What is dbEST?
dbEST (Nature Genetics 4:332-3;1993) is a division of GenBank that contains sequence data and other information on "single-pass" cDNA sequences, or "Expressed Sequence Tags", from a number of organisms. A brief account of the history of human ESTs in GenBank is available (Trends Biochem. Sci. 20:295-6;1995). Also, consult the special "Genome Directory" issue of Nature (vol. 377, issue 6547S, 28 September 1995).
About ESTs
Expressed Sequence Tags (ESTs) are short (usually <1000 bp), single-pass sequence reads from mRNA (cDNA). Typically they are produced in large batches. They represent a snapshot of genes expressed in a given tissue and/or at a specific developmental stage. They are tags (some coding, others not) of expression for the cDNA library of interest.
Additional information about ESTs can be found in: Boguski MS, Lowe TM, Tolstoshev CM. 1993. dbEST--database for "expressed sequence tags." Nat Genet 4(4):332-333.
Most EST projects generate large numbers of sequences. These are commonly submitted to GenBank and dbEST as batches of dozens to thousands of entries, with shared citation, submitter and source information. To improve the efficiency of the submission process for this type of data, we have designed a streamlined submission process using tbl2asn.
dbEST is reserved for single-pass reads. Assembled sequences should not be submitted to dbEST. GenBank accepts assembled EST submissions through the TSA (Transcriptome Shotgun Assembly) division. Please contact gb-admin@ncbi.nlm.nih.gov for more information about submitting EST assemblies to TSA. The individual reads which make up the assembly should be submitted to dbEST or the Short Read Archive (SRA) prior to the submission of the assemblies.
NOTE: Sequences derived from "next generation" sequencing platforms should be submitted to the Short Read Archive (SRA) (For information contact sra@ncbi.nlm.nih.gov .)
Sequences which should not be included in EST submissions include the following: mitochondrial sequences, rRNA, viral sequences, vector, contaminant, and low quality sequences. Vector and linker regions should be identified using VecScreen and removed prior to submission.
How to submit data
Beginning in 2019, you may submit to dbEST using tbl2asn. Only input data files 1 and 2 under REQUIRED are necessary to generate an EST submission.

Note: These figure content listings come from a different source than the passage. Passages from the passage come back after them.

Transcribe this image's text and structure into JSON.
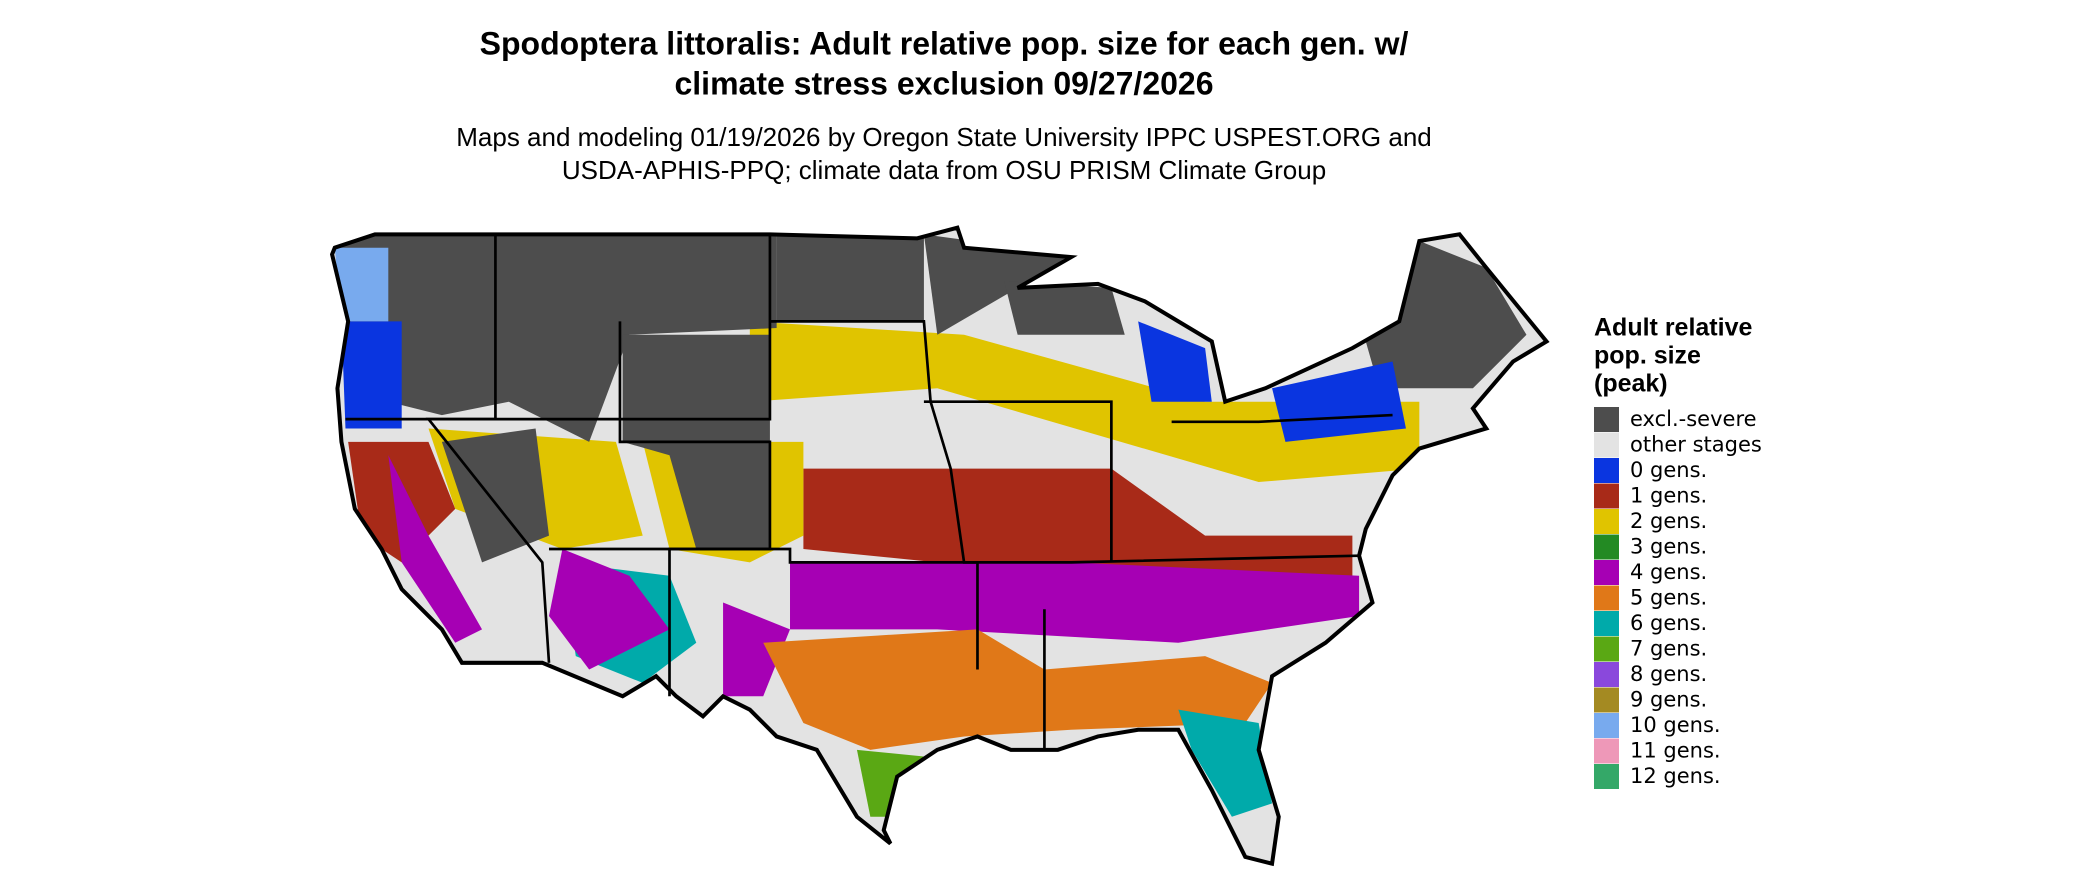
{
  "title": [
    "Spodoptera littoralis: Adult relative pop. size for each gen. w/",
    "climate stress exclusion 09/27/2026"
  ],
  "subtitle": [
    "Maps and modeling 01/19/2026 by Oregon State University IPPC USPEST.ORG and",
    "USDA-APHIS-PPQ; climate data from OSU PRISM Climate Group"
  ],
  "legend": {
    "title": [
      "Adult relative",
      "pop. size",
      "(peak)"
    ],
    "items": [
      {
        "label": "excl.-severe",
        "color": "#4d4d4d"
      },
      {
        "label": "other stages",
        "color": "#e3e3e3"
      },
      {
        "label": "0 gens.",
        "color": "#0a35e0"
      },
      {
        "label": "1 gens.",
        "color": "#a82a18"
      },
      {
        "label": "2 gens.",
        "color": "#e0c400"
      },
      {
        "label": "3 gens.",
        "color": "#238a23"
      },
      {
        "label": "4 gens.",
        "color": "#a600b4"
      },
      {
        "label": "5 gens.",
        "color": "#e07818"
      },
      {
        "label": "6 gens.",
        "color": "#00aaaa"
      },
      {
        "label": "7 gens.",
        "color": "#5aa814"
      },
      {
        "label": "8 gens.",
        "color": "#8a48dc"
      },
      {
        "label": "9 gens.",
        "color": "#a48a22"
      },
      {
        "label": "10 gens.",
        "color": "#78aaee"
      },
      {
        "label": "11 gens.",
        "color": "#ee98b8"
      },
      {
        "label": "12 gens.",
        "color": "#34a868"
      }
    ]
  }
}
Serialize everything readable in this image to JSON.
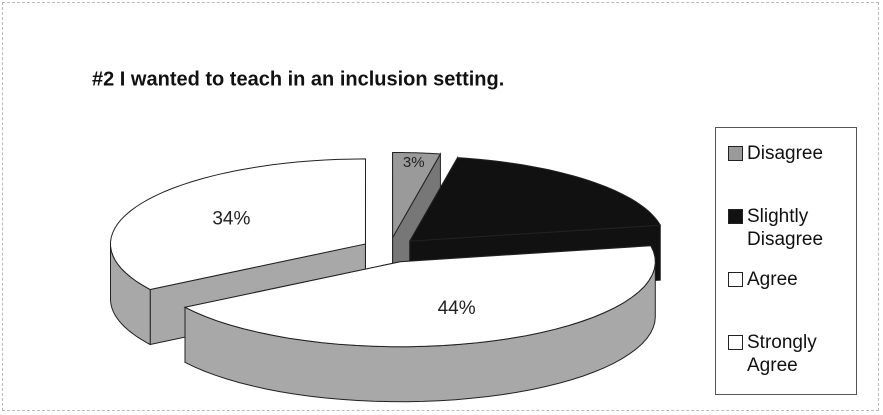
{
  "chart_data": {
    "type": "pie3d",
    "title": "#2 I wanted to teach in an inclusion setting.",
    "categories": [
      "Disagree",
      "Slightly Disagree",
      "Agree",
      "Strongly Agree"
    ],
    "values": [
      3,
      19,
      44,
      34
    ],
    "value_labels": [
      "3%",
      null,
      "44%",
      "34%"
    ],
    "colors": [
      "#9a9a9a",
      "#111111",
      "#ffffff",
      "#ffffff"
    ],
    "wall_colors": [
      "#777777",
      "#111111",
      "#a8a8a8",
      "#a8a8a8"
    ],
    "legend": "right"
  }
}
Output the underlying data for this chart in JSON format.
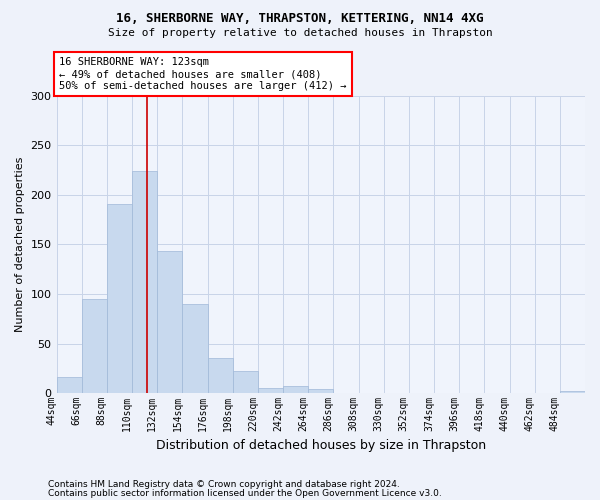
{
  "title1": "16, SHERBORNE WAY, THRAPSTON, KETTERING, NN14 4XG",
  "title2": "Size of property relative to detached houses in Thrapston",
  "xlabel": "Distribution of detached houses by size in Thrapston",
  "ylabel": "Number of detached properties",
  "bar_color": "#c8d9ee",
  "bar_edge_color": "#a0b8d8",
  "property_line_color": "#cc0000",
  "property_line_x": 123,
  "bin_edges": [
    44,
    66,
    88,
    110,
    132,
    154,
    176,
    198,
    220,
    242,
    264,
    286,
    308,
    330,
    352,
    374,
    396,
    418,
    440,
    462,
    484,
    506
  ],
  "bar_values": [
    16,
    95,
    191,
    224,
    143,
    90,
    35,
    22,
    5,
    7,
    4,
    0,
    0,
    0,
    0,
    0,
    0,
    0,
    0,
    0,
    2
  ],
  "x_labels": [
    "44sqm",
    "66sqm",
    "88sqm",
    "110sqm",
    "132sqm",
    "154sqm",
    "176sqm",
    "198sqm",
    "220sqm",
    "242sqm",
    "264sqm",
    "286sqm",
    "308sqm",
    "330sqm",
    "352sqm",
    "374sqm",
    "396sqm",
    "418sqm",
    "440sqm",
    "462sqm",
    "484sqm"
  ],
  "annotation_text": "16 SHERBORNE WAY: 123sqm\n← 49% of detached houses are smaller (408)\n50% of semi-detached houses are larger (412) →",
  "ylim": [
    0,
    300
  ],
  "yticks": [
    0,
    50,
    100,
    150,
    200,
    250,
    300
  ],
  "footer1": "Contains HM Land Registry data © Crown copyright and database right 2024.",
  "footer2": "Contains public sector information licensed under the Open Government Licence v3.0.",
  "bg_color": "#eef2fa",
  "plot_bg_color": "#f0f4fc",
  "grid_color": "#c8d4e8"
}
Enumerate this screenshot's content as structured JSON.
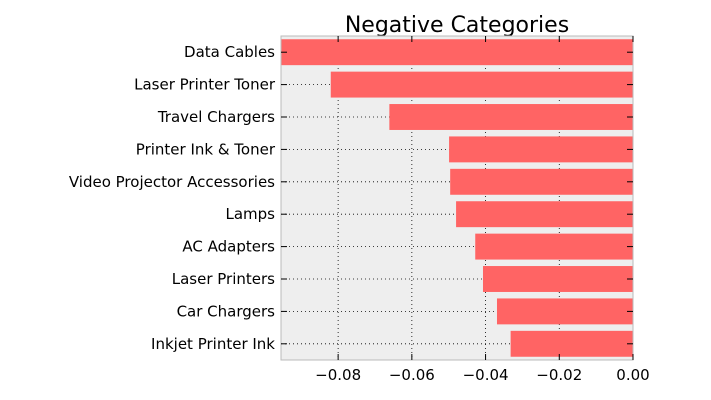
{
  "chart_data": {
    "type": "bar",
    "orientation": "horizontal",
    "title": "Negative Categories",
    "xlabel": "",
    "ylabel": "",
    "categories": [
      "Data Cables",
      "Laser Printer Toner",
      "Travel Chargers",
      "Printer Ink & Toner",
      "Video Projector Accessories",
      "Lamps",
      "AC Adapters",
      "Laser Printers",
      "Car Chargers",
      "Inkjet Printer Ink"
    ],
    "values": [
      -0.0955,
      -0.082,
      -0.0661,
      -0.0499,
      -0.0496,
      -0.048,
      -0.0428,
      -0.0407,
      -0.0369,
      -0.0332
    ],
    "xlim": [
      -0.0955,
      0.0
    ],
    "xticks": [
      -0.08,
      -0.06,
      -0.04,
      -0.02,
      0.0
    ],
    "xtick_labels": [
      "−0.08",
      "−0.06",
      "−0.04",
      "−0.02",
      "0.00"
    ],
    "grid": true,
    "bar_color": "#ff6464",
    "plot_background": "#eeeeee"
  }
}
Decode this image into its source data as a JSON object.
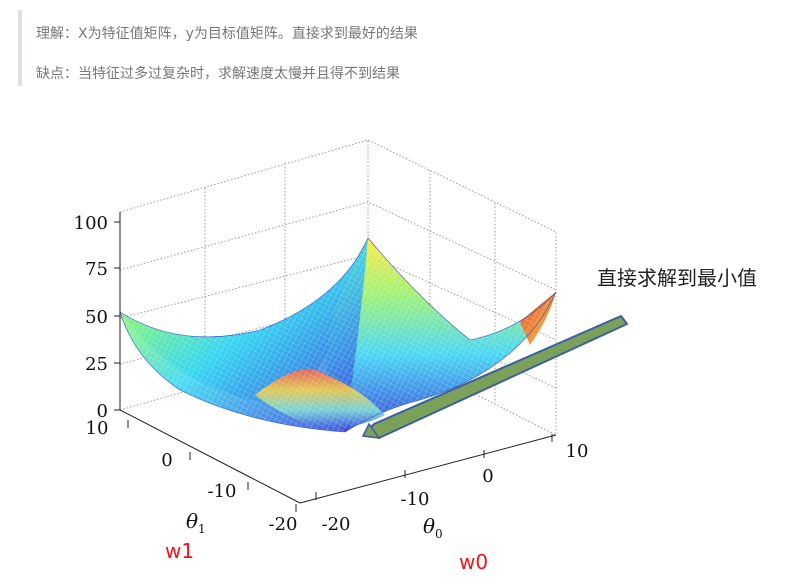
{
  "quote": {
    "line1": "理解：X为特征值矩阵，y为目标值矩阵。直接求到最好的结果",
    "line2": "缺点：当特征过多过复杂时，求解速度太慢并且得不到结果"
  },
  "figure": {
    "callout": "直接求解到最小值",
    "z_ticks": [
      "100",
      "75",
      "50",
      "25",
      "0"
    ],
    "theta1_ticks": [
      "10",
      "0",
      "-10",
      "-20"
    ],
    "theta0_ticks": [
      "-20",
      "-10",
      "0",
      "10"
    ],
    "theta1_label": "θ",
    "theta1_sub": "1",
    "theta0_label": "θ",
    "theta0_sub": "0",
    "w1_label": "w1",
    "w0_label": "w0",
    "colors": {
      "arrow_fill": "#7ba05a",
      "arrow_stroke": "#3a5fa0",
      "red_label": "#e8191b"
    }
  }
}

- Template file containing a text ASN.1 Submit-block object (suffix .sbt)
- Nucleotide sequence data in FASTA format (suffix .fsa). Each sequence in the FASTA file should include [organism=Genus species] [tech=EST] [moltype=mRNA]. The SeqID will be used as the clone value. You may use other relevant source modifiers as well, including tissue-type, dev-stage, etc., as in [tissue-type=cardiac muscle], [dev-stage=adult], [strain=ABC123], etc.
- Features are not required, but you may include a feature table with no more than a single misc_feat for each sequence with "similar to ..." in the note. No other features may be applied to ESTs.
Once you have generated your template.sbt and ESTs.fsa files, the command line for running tbl2asn will look something like this:
tbl2asn -t template.sbt -i ESTs.fsa -a s -V v
The submission file generated in this example would be ESTs.sqn
A more thorough description of the possible command line arguments is available on the tbl2asn page.
You may also include BioProject or BioSample information, if the ESTs are part of a larger, ongoing project.
Please send your EST submission (.sqn file) to gb-sub@ncbi.nlm.nih.gov.
Any questions may be sent to info@ncbi.nlm.nih.gov or gb-admin@ncbi.nlm.nih.gov.
Other ways to access dbEST
EST sequences are included in the EST division of GenBank, available from NCBI through E-Utilities.
EST sequences are also available by anonymous ftp in the /repository/dbEST directory at ftp.ncbi.nih.gov
Please note that ESTs received through the end of 2018 are available by FTP at ftp.ncbi.nlm.nih.gov/repository/dbEST
ESTs received after 2018 will not be included in this format.